Product architecture is the process of mapping out and organizing your product’s functions and how they interact with each other. It is separated from the aesthetic design of your product and solely deals with how functions and features work, not how they look.

Product architecture often deals with physical products and demonstrates how their physical functions are connected. For example, the product architecture of a camera might look like a box named “camera”. Connected to the box are physical items, like “lens” and “shutter button,” the latter of which may have an associated function called “take a picture.”

In software development, product architecture has a similar purpose. It elegantly illustrates the functional aspects of your product without considering the interface or design.

What Are the Types of Product Architecture?

There are two principal types of product architecture: Modular and integral.


In modular product architecture, you map out your product’s functions and describe them only briefly, but then focus on how the functions interact with each other in greater detail. This method allows you to identify how each function depends on each other, as well as any redundancies and poor cross-functionalities. 

This, in turn, results in a more polished product that requires less maintenance and will last longer overall. And because you understand the relationship between each functional module, you can replace modules that require revision or modification without having to affect a large number of interacting parts.


The second is integral product architecture, where the functionality of your product takes center stage, and the interactions between features are mostly just side notes. Working with an integral architecture can help you improve performance and reduce costs.

What Are the Benefits of Creating a Product Architecture?

Understanding your product architecture helps you recenter your focus on the functional design of your product. This comes with several benefits that can help you identify deficiencies in your product.

Identifying Unneeded Features

One of the most critical benefits is that you’ll be able to identify features that are no longer important to the product’s functional goals. These features could’ve been deemed important in the early stages of development. However, as the product evolved, the features may become vestigial requirements that no longer benefit the end goals.

By identifying these features and deprecating them, you can save time and development resources that would’ve gone to waste.

Discovering Redundancies 

When you understand the relationships between your product functions, you may also find that some functions overlap with others. Two features may end up attempting to pursue the same objective, for instance. Alternatively, you may find that two features have similar functions and they can be merged into one.

A Stronger Focus on Fulfilling User Requirements

At the end of the day, your product is designed to meet the needs of your users. By going back to basics and looking at how each function serves these requirements, you’ll be able to design a better product. This is important especially when your product has become a highly complex piece of engineering and you may have lost sight of your goals. Getting a simple view of the whole functional architecture can bring that focus back.

How Do You Create a Product Architecture?

1. Design a Schematic of the Product

Your product architecture begins with a schematic of your product. Each element of the schematic or diagram will describe the product’s features. You can do this from scratch, but there are many product architecture schematic templates available.

2. Assign Each Feature and Functional Element to Groups

After that, place each feature of your product into a group that describes what various features have in common, and how they interact together.
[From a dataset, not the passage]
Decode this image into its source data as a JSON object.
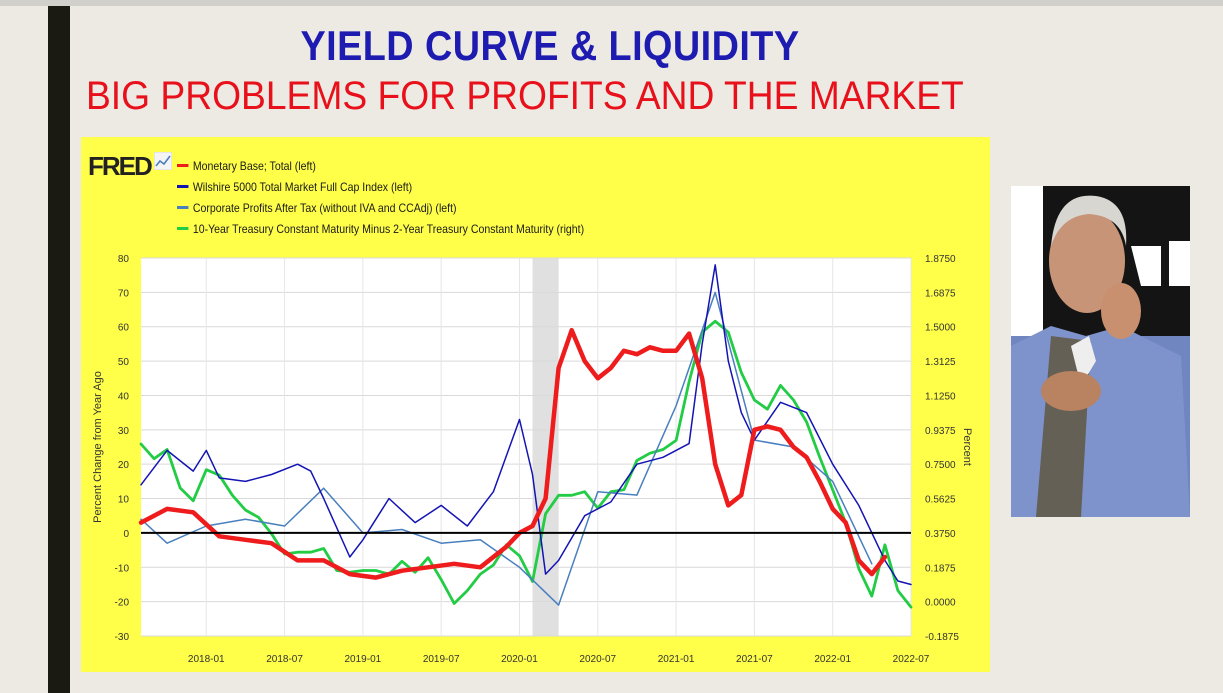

A single feature or element may belong to multiple groups depending on these interactions and commonalities.

3. Create a Geometric Layout of the Features

This is where the organizational part of product architecture comes in. Here, you arrange all of your features and elements on the schematic in a logical way that represents functional grouping, patterns, and flows. 

4. Connect the Features with Lines

Finally, with the geometric layout in place, connect all interacting parts with lines. Each line represents whether and how an element interacts with another. Once you have all of these aspects in place, you’ll have a much clearer idea of what your product’s functional elements are.

Product Architecture: Bringing You Back Down to Earth

Product architectures recenter your approach to development to be more functionality-focused. This can help bring you back down to Earth, so to speak, when your head is in the clouds due to design and other considerations. By mapping out a product architecture, you’ll be able to see how each functional element interacts and brings value. Also, it helps to determine where best to commit your resources in service of user needs.